New methodologies have been developed to optimize EGR rate and injection timing in diesel engines, with the aim of minimizing fuel consumption (FC) and NOx engine-out emissions.
The approach entails the application of a recently developed control-oriented engine model, which includes the simulation of the heat release rate, of the in-cylinder pressure and brake torque, as well as of the NOx emission levels. The engine model was coupled with a C-class vehicle model, in order to derive the engine speed and torque demand for several driving cycles, including the NEDC, FTP, AUDC, ARDC and AMDC.
The optimization process was based on the minimization of a target function, which takes into account FC and NOx emission levels. The selected control variables of the problem are the injection timing of the main pulse and the position of the EGR valve, which have been considered as the most influential engine parameters on both fuel consumption and NOx emissions. The gear number has also been selected for optimization.

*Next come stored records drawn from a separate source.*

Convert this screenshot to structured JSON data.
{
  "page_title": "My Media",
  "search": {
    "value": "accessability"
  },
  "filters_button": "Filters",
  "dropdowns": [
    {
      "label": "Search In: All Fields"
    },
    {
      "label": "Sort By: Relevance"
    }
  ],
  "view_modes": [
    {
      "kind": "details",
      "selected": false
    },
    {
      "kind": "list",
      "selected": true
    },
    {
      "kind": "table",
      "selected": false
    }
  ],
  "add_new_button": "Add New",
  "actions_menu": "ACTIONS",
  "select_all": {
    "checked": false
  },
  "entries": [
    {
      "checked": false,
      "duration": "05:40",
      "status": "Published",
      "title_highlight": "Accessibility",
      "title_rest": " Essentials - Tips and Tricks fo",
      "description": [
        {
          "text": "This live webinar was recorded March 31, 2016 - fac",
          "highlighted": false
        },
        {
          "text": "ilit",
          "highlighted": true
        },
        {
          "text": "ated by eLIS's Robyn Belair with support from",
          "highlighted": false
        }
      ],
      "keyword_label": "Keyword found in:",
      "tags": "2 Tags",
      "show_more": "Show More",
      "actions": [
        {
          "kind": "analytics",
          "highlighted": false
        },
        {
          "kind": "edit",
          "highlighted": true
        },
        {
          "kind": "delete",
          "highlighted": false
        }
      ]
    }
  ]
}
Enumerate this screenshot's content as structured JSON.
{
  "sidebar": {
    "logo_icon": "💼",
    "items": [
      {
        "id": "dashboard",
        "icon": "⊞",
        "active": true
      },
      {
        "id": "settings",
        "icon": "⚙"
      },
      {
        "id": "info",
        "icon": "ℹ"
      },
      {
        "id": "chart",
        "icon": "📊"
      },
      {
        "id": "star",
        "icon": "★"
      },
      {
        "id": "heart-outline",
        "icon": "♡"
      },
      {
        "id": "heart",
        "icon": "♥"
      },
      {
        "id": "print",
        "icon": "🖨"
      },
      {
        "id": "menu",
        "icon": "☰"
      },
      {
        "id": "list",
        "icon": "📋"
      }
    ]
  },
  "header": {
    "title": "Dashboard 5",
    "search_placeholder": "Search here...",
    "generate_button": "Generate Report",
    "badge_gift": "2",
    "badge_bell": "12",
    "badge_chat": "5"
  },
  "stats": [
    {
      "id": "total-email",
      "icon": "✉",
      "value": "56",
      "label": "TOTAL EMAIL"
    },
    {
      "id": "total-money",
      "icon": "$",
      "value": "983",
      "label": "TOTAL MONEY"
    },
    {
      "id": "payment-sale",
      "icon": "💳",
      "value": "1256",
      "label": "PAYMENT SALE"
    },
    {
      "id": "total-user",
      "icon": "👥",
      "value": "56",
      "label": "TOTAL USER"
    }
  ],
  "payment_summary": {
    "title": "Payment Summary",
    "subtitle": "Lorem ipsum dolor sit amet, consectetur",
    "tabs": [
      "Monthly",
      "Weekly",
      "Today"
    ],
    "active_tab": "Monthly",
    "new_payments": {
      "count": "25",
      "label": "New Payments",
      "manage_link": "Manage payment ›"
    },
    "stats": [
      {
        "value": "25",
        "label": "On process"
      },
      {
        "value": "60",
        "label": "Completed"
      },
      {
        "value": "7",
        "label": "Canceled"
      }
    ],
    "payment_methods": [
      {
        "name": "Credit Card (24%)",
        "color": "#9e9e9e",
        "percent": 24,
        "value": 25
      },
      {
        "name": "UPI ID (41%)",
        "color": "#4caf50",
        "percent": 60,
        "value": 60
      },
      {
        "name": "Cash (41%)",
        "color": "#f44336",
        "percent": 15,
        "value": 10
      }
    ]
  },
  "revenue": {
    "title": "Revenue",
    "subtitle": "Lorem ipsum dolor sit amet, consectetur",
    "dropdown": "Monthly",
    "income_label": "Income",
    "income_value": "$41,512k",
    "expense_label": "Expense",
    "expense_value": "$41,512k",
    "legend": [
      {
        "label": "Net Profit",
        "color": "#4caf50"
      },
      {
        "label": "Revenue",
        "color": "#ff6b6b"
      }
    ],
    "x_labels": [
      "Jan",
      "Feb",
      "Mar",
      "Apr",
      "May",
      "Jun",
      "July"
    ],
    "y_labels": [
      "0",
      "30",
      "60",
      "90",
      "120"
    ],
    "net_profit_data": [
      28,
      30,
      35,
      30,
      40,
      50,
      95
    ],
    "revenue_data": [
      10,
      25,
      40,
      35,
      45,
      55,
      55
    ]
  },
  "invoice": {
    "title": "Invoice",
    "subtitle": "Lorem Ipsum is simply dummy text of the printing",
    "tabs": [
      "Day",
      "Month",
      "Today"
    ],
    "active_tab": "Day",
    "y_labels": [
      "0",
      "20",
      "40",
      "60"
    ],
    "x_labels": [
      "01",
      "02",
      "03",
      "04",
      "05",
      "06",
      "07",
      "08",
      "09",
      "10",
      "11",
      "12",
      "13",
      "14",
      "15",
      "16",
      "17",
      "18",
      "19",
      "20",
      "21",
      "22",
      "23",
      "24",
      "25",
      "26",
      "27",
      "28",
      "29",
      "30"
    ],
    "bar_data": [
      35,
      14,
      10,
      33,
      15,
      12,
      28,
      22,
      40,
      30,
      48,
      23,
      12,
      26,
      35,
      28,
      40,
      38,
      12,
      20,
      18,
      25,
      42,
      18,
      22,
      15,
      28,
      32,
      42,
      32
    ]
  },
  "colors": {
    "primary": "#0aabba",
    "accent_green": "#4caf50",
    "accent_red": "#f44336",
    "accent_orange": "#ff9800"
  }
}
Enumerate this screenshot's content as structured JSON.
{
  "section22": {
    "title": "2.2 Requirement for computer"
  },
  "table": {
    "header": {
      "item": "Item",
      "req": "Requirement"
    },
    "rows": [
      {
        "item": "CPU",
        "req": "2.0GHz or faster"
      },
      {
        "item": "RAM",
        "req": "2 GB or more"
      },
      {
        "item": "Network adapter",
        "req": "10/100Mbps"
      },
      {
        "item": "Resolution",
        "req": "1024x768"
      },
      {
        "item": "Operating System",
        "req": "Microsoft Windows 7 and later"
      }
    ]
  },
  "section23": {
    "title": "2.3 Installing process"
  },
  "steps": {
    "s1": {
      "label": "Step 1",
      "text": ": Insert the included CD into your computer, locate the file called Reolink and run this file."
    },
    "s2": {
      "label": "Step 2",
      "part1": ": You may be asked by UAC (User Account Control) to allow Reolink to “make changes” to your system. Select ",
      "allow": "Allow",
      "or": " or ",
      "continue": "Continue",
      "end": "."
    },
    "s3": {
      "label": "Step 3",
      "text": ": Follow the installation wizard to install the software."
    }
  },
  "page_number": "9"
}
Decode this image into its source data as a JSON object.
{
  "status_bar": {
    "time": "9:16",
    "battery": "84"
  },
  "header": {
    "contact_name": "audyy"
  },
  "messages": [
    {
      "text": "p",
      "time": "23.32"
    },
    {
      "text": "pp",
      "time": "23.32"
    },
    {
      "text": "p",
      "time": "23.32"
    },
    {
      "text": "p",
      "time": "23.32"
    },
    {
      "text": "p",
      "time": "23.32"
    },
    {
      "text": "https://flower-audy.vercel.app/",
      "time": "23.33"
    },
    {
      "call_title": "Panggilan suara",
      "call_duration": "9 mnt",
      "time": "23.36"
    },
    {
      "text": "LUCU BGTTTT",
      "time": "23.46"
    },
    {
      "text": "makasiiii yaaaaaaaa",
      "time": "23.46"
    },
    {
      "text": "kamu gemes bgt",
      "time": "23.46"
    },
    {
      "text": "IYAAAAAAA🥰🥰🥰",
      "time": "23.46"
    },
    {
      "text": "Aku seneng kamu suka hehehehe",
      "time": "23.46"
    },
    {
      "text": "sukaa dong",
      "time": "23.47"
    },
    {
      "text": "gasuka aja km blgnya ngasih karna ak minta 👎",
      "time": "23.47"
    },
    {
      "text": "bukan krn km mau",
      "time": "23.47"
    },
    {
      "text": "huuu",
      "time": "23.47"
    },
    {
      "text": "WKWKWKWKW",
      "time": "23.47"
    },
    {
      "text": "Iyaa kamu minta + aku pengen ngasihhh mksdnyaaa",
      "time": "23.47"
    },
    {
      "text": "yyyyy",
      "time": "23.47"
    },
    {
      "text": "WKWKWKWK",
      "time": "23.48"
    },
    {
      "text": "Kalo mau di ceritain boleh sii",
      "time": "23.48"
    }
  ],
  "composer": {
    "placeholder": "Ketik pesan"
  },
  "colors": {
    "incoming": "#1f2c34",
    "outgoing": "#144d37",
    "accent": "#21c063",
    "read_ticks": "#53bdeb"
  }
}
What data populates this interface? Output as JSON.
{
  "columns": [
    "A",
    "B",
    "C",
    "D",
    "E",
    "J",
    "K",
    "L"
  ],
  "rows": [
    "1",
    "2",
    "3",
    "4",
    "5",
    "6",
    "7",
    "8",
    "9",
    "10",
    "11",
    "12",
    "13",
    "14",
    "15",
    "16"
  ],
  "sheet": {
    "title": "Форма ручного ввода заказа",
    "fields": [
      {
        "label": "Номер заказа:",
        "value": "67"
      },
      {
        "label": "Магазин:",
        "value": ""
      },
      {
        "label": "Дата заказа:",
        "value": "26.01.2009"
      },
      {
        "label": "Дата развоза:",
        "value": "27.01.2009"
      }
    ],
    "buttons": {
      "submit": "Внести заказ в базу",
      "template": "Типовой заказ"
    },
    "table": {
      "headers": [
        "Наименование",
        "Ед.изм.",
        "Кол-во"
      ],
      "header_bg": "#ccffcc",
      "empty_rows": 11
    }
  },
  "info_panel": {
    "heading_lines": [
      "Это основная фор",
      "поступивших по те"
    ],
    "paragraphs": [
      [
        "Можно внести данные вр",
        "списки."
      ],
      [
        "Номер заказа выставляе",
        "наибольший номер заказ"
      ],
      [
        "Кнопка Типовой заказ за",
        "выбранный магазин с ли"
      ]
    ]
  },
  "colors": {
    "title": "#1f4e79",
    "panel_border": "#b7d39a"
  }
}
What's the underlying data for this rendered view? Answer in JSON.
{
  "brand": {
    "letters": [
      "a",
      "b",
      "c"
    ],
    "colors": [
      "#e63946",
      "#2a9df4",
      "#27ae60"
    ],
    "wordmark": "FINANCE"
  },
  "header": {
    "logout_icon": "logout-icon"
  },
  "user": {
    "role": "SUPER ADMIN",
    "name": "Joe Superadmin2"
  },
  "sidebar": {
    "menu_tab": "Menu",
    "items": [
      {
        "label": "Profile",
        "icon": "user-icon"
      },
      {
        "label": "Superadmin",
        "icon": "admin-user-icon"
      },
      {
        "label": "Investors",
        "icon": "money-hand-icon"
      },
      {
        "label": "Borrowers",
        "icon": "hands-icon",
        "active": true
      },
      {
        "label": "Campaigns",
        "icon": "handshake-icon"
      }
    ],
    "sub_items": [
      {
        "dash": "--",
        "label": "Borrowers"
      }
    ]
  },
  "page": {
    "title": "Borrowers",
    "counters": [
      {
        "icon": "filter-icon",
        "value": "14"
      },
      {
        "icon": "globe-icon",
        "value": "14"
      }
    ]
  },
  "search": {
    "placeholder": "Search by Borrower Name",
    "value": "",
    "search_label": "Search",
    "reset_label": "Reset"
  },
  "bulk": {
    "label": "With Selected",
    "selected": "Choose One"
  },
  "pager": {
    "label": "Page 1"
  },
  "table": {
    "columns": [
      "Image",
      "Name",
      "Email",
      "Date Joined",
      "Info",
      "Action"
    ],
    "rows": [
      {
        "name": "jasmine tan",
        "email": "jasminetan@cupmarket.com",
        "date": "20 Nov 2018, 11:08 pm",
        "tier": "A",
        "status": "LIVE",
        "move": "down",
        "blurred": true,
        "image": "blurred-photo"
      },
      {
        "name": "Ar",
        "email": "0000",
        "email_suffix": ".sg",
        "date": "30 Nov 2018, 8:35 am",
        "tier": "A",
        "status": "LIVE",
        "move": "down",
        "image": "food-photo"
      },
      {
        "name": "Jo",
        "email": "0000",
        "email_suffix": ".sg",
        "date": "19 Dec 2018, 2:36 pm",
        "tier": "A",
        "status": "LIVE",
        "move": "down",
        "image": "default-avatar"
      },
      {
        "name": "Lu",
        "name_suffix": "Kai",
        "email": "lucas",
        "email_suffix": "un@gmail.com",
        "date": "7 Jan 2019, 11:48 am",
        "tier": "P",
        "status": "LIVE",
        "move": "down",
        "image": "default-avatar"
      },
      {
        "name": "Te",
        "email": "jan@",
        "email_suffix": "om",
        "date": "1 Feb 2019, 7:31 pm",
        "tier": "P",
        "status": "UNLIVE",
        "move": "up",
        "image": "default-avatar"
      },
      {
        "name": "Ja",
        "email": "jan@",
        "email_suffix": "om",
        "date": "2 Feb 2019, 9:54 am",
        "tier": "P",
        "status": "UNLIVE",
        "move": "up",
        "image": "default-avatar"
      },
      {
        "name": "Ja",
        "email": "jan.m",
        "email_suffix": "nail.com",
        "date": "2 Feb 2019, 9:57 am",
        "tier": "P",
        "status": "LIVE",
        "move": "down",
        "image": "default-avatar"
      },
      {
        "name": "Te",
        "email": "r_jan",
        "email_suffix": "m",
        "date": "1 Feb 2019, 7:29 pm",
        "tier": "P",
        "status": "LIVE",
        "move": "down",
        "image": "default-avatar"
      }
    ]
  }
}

One benchmark tool, which is based on the dynamic programming technique, and one real-time tool, which implements a static optimization method, have been developed for the optimization process. A new mathematical technique has been introduced and applied in order to decrease the computational time of the optimizers to a great extent.
It was verified that the real-time method has the potential of being implemented in the engine control unit (ECU), in order to realize an onboard optimization of the selected engine and vehicle parameters.